Sunday 10 February 2019

Carry on clucking

Gale force wind and accompanying rain didn't encourage me to go out yesterday. If the wind hadn't woken me up early and I hadn't promised to attend the poultry show I might well have stayed home. At least I'd be indoors taking photographs, which was a more tempting prospect than a sheep dog trial. Plus there'd be the mart café to provided sustenance.

The poultry shows held at the mart always coincide with a auction. I have gone as far as I think I can with poultry auctions, so didn't spend much time in that area. There was a big entry of dead stock in the sale and the bird section was so overbooked that there is to be an extra sale in a month's time, which I'll probably miss through being elsewhere.

The only 'new' picture I got was of some smashed eggs dropped outside the sale ring.


I hadn't expected much more from the show and initially felt like I was going over well ploughed land. The light in the show shed seemed even worse than usual. Very dark to start with as the rain was falling but brightening later. It was still variable in intensity depending where in the shed I was, and the artificial lights were their usual inconsistent colours. I set a tungsten white balance which seemed to do a better job than the auto setting - as it did in the sale ring, but the pictures still needed tweaking on the computer.

The pre-show checking of birds entering the building is one thing that has proved difficult to photograph in the past. When I saw the appropriate name on the carrying box below I hoped it might make for a picture, the cock's comb visible in the other box was down to luck. A better effort than many I've made of this element to showing poultry.


The judging was more of the usual. I'd gone armed with the long, fast, zoom with this subject in mind. It works well for creating out of focus backgrounds and for tight framing to cut out clutter. It can lead to less involved framing though.


This lens doesn't focus very close, so when I was struggling to get some shots in focus I wasn't surprised. What did throw me was that I could focus closer manually. It took me far longer than it should have done to realise I had set the focus limiter at five metres to infinity when photographing the sheep dogs in action last weekend. Once I slid the switch to 'full' I was in business. After many missed shots.


The longer zoom has its uses, but I'm not sure they are all that important or do much more than a simple 100mm lens couldn't have done. Unsurprisingly, the majority of my pictures were taken with the 'standard' zoom. This does focus close, and has no limiter for me to forget has previously been engaged!


With the show being the fiftieth the society has held it was a nice touch that they had special rosettes made for the event. Piled up they made for a picture to help tell the story of the occasion.

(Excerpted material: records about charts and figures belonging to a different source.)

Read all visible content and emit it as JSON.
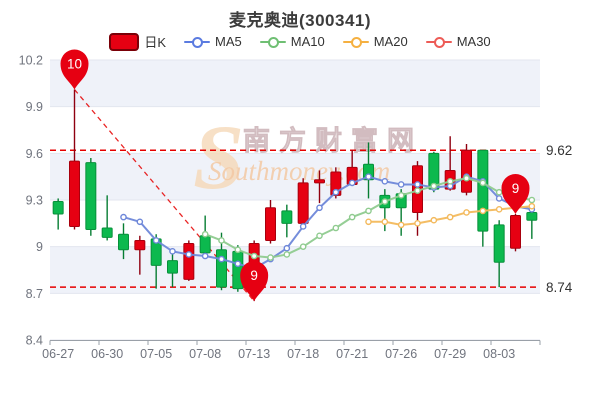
{
  "title": "麦克奥迪(300341)",
  "legend": [
    {
      "label": "日K",
      "type": "candle",
      "color": "#e60012"
    },
    {
      "label": "MA5",
      "type": "line",
      "color": "#5b7be0"
    },
    {
      "label": "MA10",
      "type": "line",
      "color": "#6fbf73"
    },
    {
      "label": "MA20",
      "type": "line",
      "color": "#f5b041"
    },
    {
      "label": "MA30",
      "type": "line",
      "color": "#ed5b56"
    }
  ],
  "watermark": {
    "cn": "南方财富网",
    "en": "Southmoney.com",
    "logo": "S"
  },
  "colors": {
    "up": "#0cb94e",
    "up_border": "#07903a",
    "up_wick": "#067d32",
    "down": "#e60012",
    "down_border": "#a8000d",
    "down_wick": "#8f0010",
    "ma5": "#6e87d9",
    "ma10": "#8fcb8f",
    "ma20": "#f3b95c",
    "ma30": "#f16a6a",
    "ref": "#e60000",
    "marker": "#e60012",
    "marker_text": "#ffffff",
    "grid": "#e3e6ef",
    "band": "#eff2f9",
    "axis": "#9aa0a8",
    "label": "#70747e",
    "ref_label": "#333333",
    "wm_cn_fill": "#ece2e2",
    "wm_cn_stroke": "#d2bcc0",
    "wm_en": "#f3c9a4",
    "wm_logo": "#f6d9b8"
  },
  "chart_data": {
    "type": "candlestick",
    "title": "麦克奥迪(300341)",
    "ylim": [
      8.4,
      10.2
    ],
    "yticks": [
      {
        "label": "10.2",
        "value": 10.2
      },
      {
        "label": "9.9",
        "value": 9.9
      },
      {
        "label": "9.6",
        "value": 9.6
      },
      {
        "label": "9.3",
        "value": 9.3
      },
      {
        "label": "9",
        "value": 9.0
      },
      {
        "label": "8.7",
        "value": 8.7
      },
      {
        "label": "8.4",
        "value": 8.4
      }
    ],
    "x_label_every": 3,
    "x_labels_shown": [
      "06-27",
      "06-30",
      "07-05",
      "07-08",
      "07-13",
      "07-18",
      "07-21",
      "07-26",
      "07-29",
      "08-03"
    ],
    "candles": [
      {
        "date": "06-27",
        "open": 9.21,
        "close": 9.29,
        "low": 9.11,
        "high": 9.31
      },
      {
        "date": "06-28",
        "open": 9.55,
        "close": 9.13,
        "low": 9.11,
        "high": 10.01
      },
      {
        "date": "06-29",
        "open": 9.11,
        "close": 9.54,
        "low": 9.07,
        "high": 9.57
      },
      {
        "date": "06-30",
        "open": 9.06,
        "close": 9.12,
        "low": 9.04,
        "high": 9.33
      },
      {
        "date": "07-01",
        "open": 8.98,
        "close": 9.08,
        "low": 8.92,
        "high": 9.15
      },
      {
        "date": "07-04",
        "open": 9.04,
        "close": 8.98,
        "low": 8.82,
        "high": 9.07
      },
      {
        "date": "07-05",
        "open": 8.88,
        "close": 9.05,
        "low": 8.73,
        "high": 9.08
      },
      {
        "date": "07-06",
        "open": 8.83,
        "close": 8.91,
        "low": 8.74,
        "high": 8.95
      },
      {
        "date": "07-07",
        "open": 9.02,
        "close": 8.79,
        "low": 8.78,
        "high": 9.04
      },
      {
        "date": "07-08",
        "open": 8.96,
        "close": 9.07,
        "low": 8.94,
        "high": 9.2
      },
      {
        "date": "07-11",
        "open": 8.74,
        "close": 8.98,
        "low": 8.72,
        "high": 9.09
      },
      {
        "date": "07-12",
        "open": 8.73,
        "close": 8.97,
        "low": 8.71,
        "high": 9.01
      },
      {
        "date": "07-13",
        "open": 9.02,
        "close": 8.75,
        "low": 8.65,
        "high": 9.04
      },
      {
        "date": "07-14",
        "open": 9.25,
        "close": 9.04,
        "low": 9.02,
        "high": 9.3
      },
      {
        "date": "07-15",
        "open": 9.15,
        "close": 9.23,
        "low": 9.06,
        "high": 9.27
      },
      {
        "date": "07-18",
        "open": 9.41,
        "close": 9.15,
        "low": 9.13,
        "high": 9.44
      },
      {
        "date": "07-19",
        "open": 9.43,
        "close": 9.41,
        "low": 9.28,
        "high": 9.49
      },
      {
        "date": "07-20",
        "open": 9.48,
        "close": 9.33,
        "low": 9.31,
        "high": 9.51
      },
      {
        "date": "07-21",
        "open": 9.51,
        "close": 9.4,
        "low": 9.39,
        "high": 9.62
      },
      {
        "date": "07-22",
        "open": 9.43,
        "close": 9.53,
        "low": 9.31,
        "high": 9.67
      },
      {
        "date": "07-25",
        "open": 9.25,
        "close": 9.33,
        "low": 9.1,
        "high": 9.37
      },
      {
        "date": "07-26",
        "open": 9.25,
        "close": 9.34,
        "low": 9.07,
        "high": 9.37
      },
      {
        "date": "07-27",
        "open": 9.52,
        "close": 9.22,
        "low": 9.07,
        "high": 9.55
      },
      {
        "date": "07-28",
        "open": 9.37,
        "close": 9.6,
        "low": 9.35,
        "high": 9.61
      },
      {
        "date": "07-29",
        "open": 9.49,
        "close": 9.37,
        "low": 9.36,
        "high": 9.71
      },
      {
        "date": "08-01",
        "open": 9.62,
        "close": 9.35,
        "low": 9.33,
        "high": 9.66
      },
      {
        "date": "08-02",
        "open": 9.1,
        "close": 9.62,
        "low": 9.0,
        "high": 9.62
      },
      {
        "date": "08-03",
        "open": 8.9,
        "close": 9.14,
        "low": 8.74,
        "high": 9.17
      },
      {
        "date": "08-04",
        "open": 9.2,
        "close": 8.99,
        "low": 8.97,
        "high": 9.21
      },
      {
        "date": "08-05",
        "open": 9.17,
        "close": 9.22,
        "low": 9.05,
        "high": 9.25
      }
    ],
    "series": [
      {
        "name": "MA5",
        "start": 4,
        "values": [
          9.19,
          9.16,
          9.04,
          8.97,
          8.95,
          8.94,
          8.92,
          8.89,
          8.86,
          8.92,
          8.99,
          9.13,
          9.25,
          9.35,
          9.41,
          9.45,
          9.42,
          9.4,
          9.4,
          9.38,
          9.39,
          9.45,
          9.42,
          9.31,
          9.26,
          9.24
        ]
      },
      {
        "name": "MA10",
        "start": 9,
        "values": [
          9.08,
          9.04,
          8.98,
          8.94,
          8.93,
          8.95,
          9.0,
          9.07,
          9.12,
          9.19,
          9.23,
          9.29,
          9.33,
          9.36,
          9.39,
          9.42,
          9.44,
          9.41,
          9.35,
          9.32,
          9.3
        ]
      },
      {
        "name": "MA20",
        "start": 19,
        "values": [
          9.16,
          9.16,
          9.14,
          9.15,
          9.17,
          9.19,
          9.22,
          9.23,
          9.24,
          9.25,
          9.26
        ]
      },
      {
        "name": "MA30",
        "start": 29,
        "values": []
      }
    ],
    "ref_lines": [
      {
        "label": "9.62",
        "value": 9.62
      },
      {
        "label": "8.74",
        "value": 8.74
      }
    ],
    "markers": [
      {
        "label": "10",
        "index": 1,
        "price": 10.01,
        "kind": "max"
      },
      {
        "label": "9",
        "index": 12,
        "price": 8.65,
        "kind": "min"
      },
      {
        "label": "9",
        "index": 28,
        "price": 9.21,
        "kind": "last"
      }
    ],
    "trend_line": {
      "from_index": 1,
      "from_price": 10.01,
      "to_index": 12,
      "to_price": 8.65
    },
    "legend_entries": [
      "日K",
      "MA5",
      "MA10",
      "MA20",
      "MA30"
    ]
  }
}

Something that has been missing from my show photographs is the unglamorous aspect of doing the admin. I took quite a few shots using the flip out screen and live-view over the day. I even used the face recognition feature while so doing. It's not as slick as it could be. I was tempted to seek out a mirrorless camera just to have live view and face detection that works much better on a flippy screen. The temptation lasted only until I evaluated the costs involved!


My main gripe with using live-view with my cameras is the slow process of moving the focus point around. That's where a touch screen comes in useful. Dragging the focus point with a thumb is speedy. I could have done with it to photograph the chicken below as I wanted the tea tin in focus. Using the four-way selector to move the point took ages.


The day had worked out better than I had expected. It's funny how simply getting on with taking photographs can result in a lack of inspiration at the outset ending in a successful conclusion. Not a big collection of great pictures, more the addition of a few decent ones to the overall body of poultry show work. Two or three good pictures and half a dozen 'useful' ones from 500 or more seems like a good hit rate to me. Nobody takes five hundred great pictures in their entire lifetime!

The reason I had about two hundred more pictures than a usual day's haul was that I had my new regime of taking more shots of one view had been in action. The most time consuming part of sorting the all those pictures out was the editing - editing being sorting out the good from the bad, the useful from the useless, not the fiddling with how they look. When whittled down to 57 (still too many really) for a gallery (here) it took me just a few minutes to process them. Adjust white balance, correct exposure, highlights and shadows, then export to the gallery and some jpegs for this blog. Easy peasy.